The fate of Sir Anthony's compensation recommendation is mired in a degree of uncertainty, given the recent Stormont crisis has resulted in the collapse of the current powersharing executive.

The retired judge said the redress scheme needed to be set up as a "matter of urgency".

He also recommended that the Northern Ireland Executive should create a body called the Historical Institutional Abuse Inquiry Redress Board.

The board would receive and process claims and payments, said the chairman.

The inquiry also recommended that a "suitable physical memorial" should be erected in Parliament Buildings in Belfast or in the grounds of Stormont estate.

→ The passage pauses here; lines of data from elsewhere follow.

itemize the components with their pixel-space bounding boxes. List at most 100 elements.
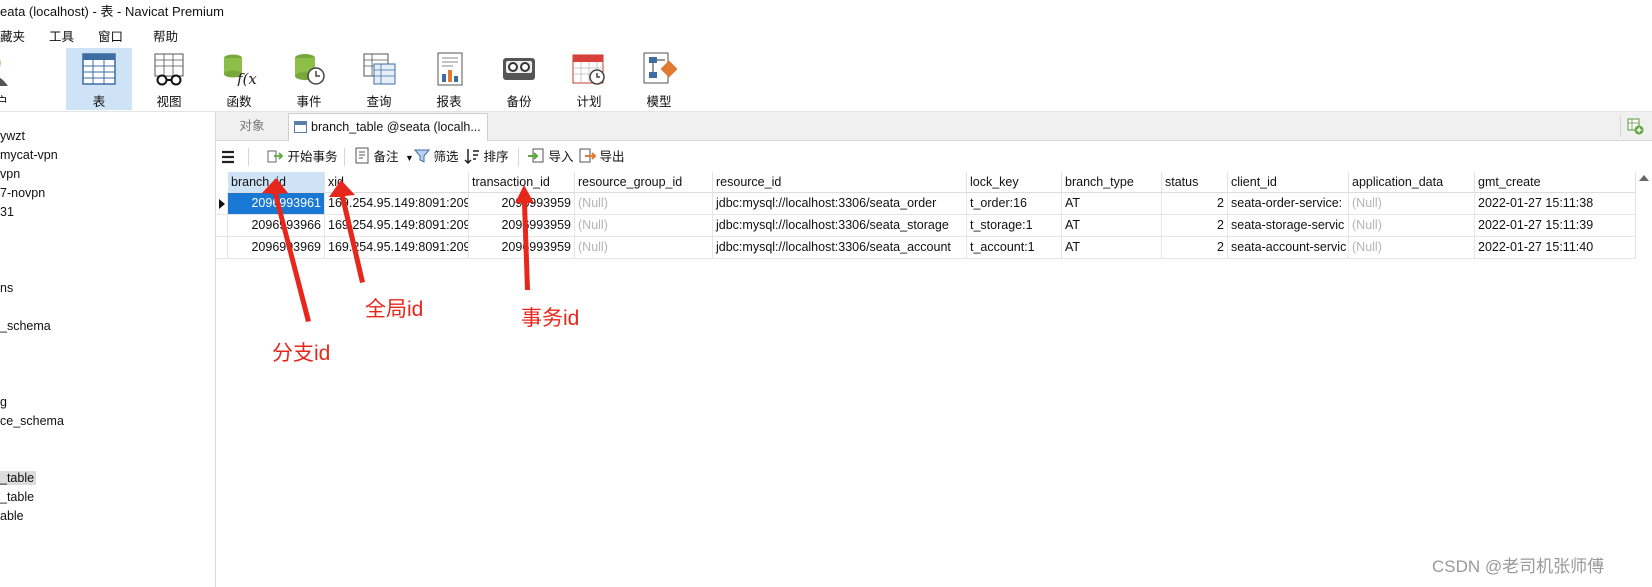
scroll-up-icon[interactable] (1639, 175, 1649, 181)
column-header[interactable]: application_data (1349, 172, 1475, 193)
tree-item[interactable]: _table (0, 490, 34, 504)
table-cell[interactable]: AT (1062, 237, 1162, 259)
import-button[interactable]: 导入 (527, 147, 574, 167)
filter-button[interactable]: 筛选 (413, 147, 459, 167)
column-header[interactable]: status (1162, 172, 1228, 193)
column-header[interactable]: branch_type (1062, 172, 1162, 193)
table-cell[interactable]: 2 (1162, 193, 1228, 215)
tree-item[interactable]: ns (0, 281, 13, 295)
table-cell[interactable]: seata-order-service: (1228, 193, 1349, 215)
column-header[interactable]: branch_id (228, 172, 325, 193)
chevron-down-icon[interactable]: ▼ (405, 153, 414, 163)
schedule-icon (572, 54, 605, 85)
menu-tools[interactable]: 工具 (49, 26, 74, 45)
row-indicator[interactable] (216, 237, 228, 259)
column-header[interactable]: transaction_id (469, 172, 575, 193)
ribbon-toolbar: 户 表 视图 f(x) 函数 事件 (0, 48, 1652, 112)
tab-label: branch_table @seata (localh... (311, 120, 481, 134)
data-toolbar: 开始事务 备注 ▼ 筛选 排序 导入 导出 (216, 142, 1652, 172)
begin-transaction-button[interactable]: 开始事务 (266, 147, 338, 167)
tree-item[interactable]: g (0, 395, 7, 409)
table-cell[interactable]: (Null) (575, 237, 713, 259)
table-cell[interactable]: 2096993961 (228, 193, 325, 215)
row-indicator[interactable] (216, 193, 228, 215)
table-cell[interactable]: (Null) (1349, 193, 1475, 215)
ribbon-function-button[interactable]: f(x) 函数 (206, 48, 272, 110)
export-icon (579, 148, 597, 163)
table-cell[interactable]: 2096993959 (469, 237, 575, 259)
column-header[interactable]: lock_key (967, 172, 1062, 193)
table-cell[interactable]: t_order:16 (967, 193, 1062, 215)
table-cell[interactable]: t_account:1 (967, 237, 1062, 259)
menu-window[interactable]: 窗口 (98, 26, 123, 45)
menu-help[interactable]: 帮助 (153, 26, 178, 45)
tree-item[interactable]: _schema (0, 319, 51, 333)
table-cell[interactable]: (Null) (1349, 215, 1475, 237)
table-cell[interactable]: 2022-01-27 15:11:39 (1475, 215, 1636, 237)
column-header[interactable]: resource_group_id (575, 172, 713, 193)
table-cell[interactable]: (Null) (575, 193, 713, 215)
table-cell[interactable]: 2 (1162, 237, 1228, 259)
connection-tree-sidebar[interactable]: ywzt mycat-vpn vpn 7-novpn 31 ns _schema… (0, 112, 216, 587)
table-cell[interactable]: 169.254.95.149:8091:2096 (325, 193, 469, 215)
tab-branch-table[interactable]: branch_table @seata (localh... (288, 113, 488, 141)
tree-item[interactable]: ce_schema (0, 414, 64, 428)
tree-item[interactable]: 31 (0, 205, 14, 219)
ribbon-model-button[interactable]: 模型 (626, 48, 692, 110)
table-cell[interactable]: 2022-01-27 15:11:40 (1475, 237, 1636, 259)
menu-button[interactable] (220, 147, 238, 167)
table-cell[interactable]: seata-account-servic (1228, 237, 1349, 259)
table-cell[interactable]: 2022-01-27 15:11:38 (1475, 193, 1636, 215)
note-icon (355, 147, 369, 164)
column-header[interactable]: gmt_create (1475, 172, 1636, 193)
tree-item[interactable]: able (0, 509, 24, 523)
table-cell[interactable]: 2096993969 (228, 237, 325, 259)
table-cell[interactable]: AT (1062, 215, 1162, 237)
tree-item-selected[interactable]: _table (0, 471, 37, 485)
tree-item[interactable]: 7-novpn (0, 186, 45, 200)
ribbon-report-button[interactable]: 报表 (416, 48, 482, 110)
table-cell[interactable]: t_storage:1 (967, 215, 1062, 237)
ribbon-schedule-button[interactable]: 计划 (556, 48, 622, 110)
table-cell[interactable]: (Null) (1349, 237, 1475, 259)
query-icon (363, 53, 396, 85)
function-icon: f(x) (224, 54, 257, 86)
tree-item[interactable]: ywzt (0, 129, 25, 143)
note-button[interactable]: 备注 ▼ (354, 147, 414, 167)
table-cell[interactable]: (Null) (575, 215, 713, 237)
table-cell[interactable]: seata-storage-servic (1228, 215, 1349, 237)
table-cell[interactable]: jdbc:mysql://localhost:3306/seata_storag… (713, 215, 967, 237)
column-header[interactable]: xid (325, 172, 469, 193)
tree-item[interactable]: vpn (0, 167, 20, 181)
ribbon-event-button[interactable]: 事件 (276, 48, 342, 110)
ribbon-view-button[interactable]: 视图 (136, 48, 202, 110)
table-cell[interactable]: 169.254.95.149:8091:2096 (325, 215, 469, 237)
view-icon (154, 53, 184, 86)
table-cell[interactable]: jdbc:mysql://localhost:3306/seata_order (713, 193, 967, 215)
ribbon-table-button[interactable]: 表 (66, 48, 132, 110)
tab-objects[interactable]: 对象 (216, 112, 288, 141)
new-tab-button[interactable] (1620, 115, 1646, 137)
table-cell[interactable]: 169.254.95.149:8091:2096 (325, 237, 469, 259)
filter-icon (413, 149, 431, 163)
table-cell[interactable]: 2096993966 (228, 215, 325, 237)
ribbon-query-button[interactable]: 查询 (346, 48, 412, 110)
table-cell[interactable]: jdbc:mysql://localhost:3306/seata_accoun… (713, 237, 967, 259)
table-cell[interactable]: 2096993959 (469, 193, 575, 215)
column-header[interactable]: client_id (1228, 172, 1349, 193)
export-button[interactable]: 导出 (578, 147, 625, 167)
table-cell[interactable]: 2096993959 (469, 215, 575, 237)
menu-favorites[interactable]: 藏夹 (0, 26, 25, 45)
table-cell[interactable]: 2 (1162, 215, 1228, 237)
vertical-scrollbar[interactable] (1636, 172, 1652, 587)
backup-icon (503, 58, 535, 80)
row-indicator[interactable] (216, 215, 228, 237)
import-icon (528, 148, 544, 163)
sort-button[interactable]: 排序 (464, 147, 509, 167)
column-header[interactable]: resource_id (713, 172, 967, 193)
tree-item[interactable]: mycat-vpn (0, 148, 58, 162)
ribbon-backup-button[interactable]: 备份 (486, 48, 552, 110)
ribbon-user-button[interactable]: 户 (0, 48, 26, 110)
table-cell[interactable]: AT (1062, 193, 1162, 215)
watermark: CSDN @老司机张师傅 (1432, 557, 1605, 576)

It also called for the creation of a Commissioner for Survivors of Institutional Childhood Abuse to offer victims support and assistance.

It recommended the provision of extra state funding to provide specialist care for victims.

The report said:

  • The former head of the Catholic Church in Ireland, Cardinal Sean Brady, was part of an investigation which "effectively silenced" an alleged victim of serial sex attacker Smyth.
  • Smyth's crimes were ignored to protect the good name of the Church.
  • Institutions where systemic failings happened may be asked to contribute to the compensation payments.
  • A public apology should be issued to the victims.
  • No credible evidence was found to show that the security services were complicit in exploitation of sex abuse at Kincora boys' home in East Belfast or that prominent Establishment individuals were involved.

Sir Anthony said: "We believe it is now time to finally lay these unfounded myths to rest."

  • A scheme for sending child migrants from institutions to Australia after the Second World War was "gravely defective" and lessons from previous similar operations were ignored. The homes relied on unrealistic assurances about the conditions in homes in Australia.
  • Some individuals provided excellent care and in the last three decades up to the 1990s there was an improvement in physical conditions.

A spokesman for the Executive Office said the intention was to put the report to the ministerial Executive at the earliest opportunity.

"The Executive Office remains sensitive to the needs of all those who have suffered abuse and is mindful of the destructive impact it has had on many people. Services continue to be available for those affected through the HIA Support Service, telephone (028) 90 75 01 31.

"The Executive Office will continue to engage with and support victims and survivors' groups."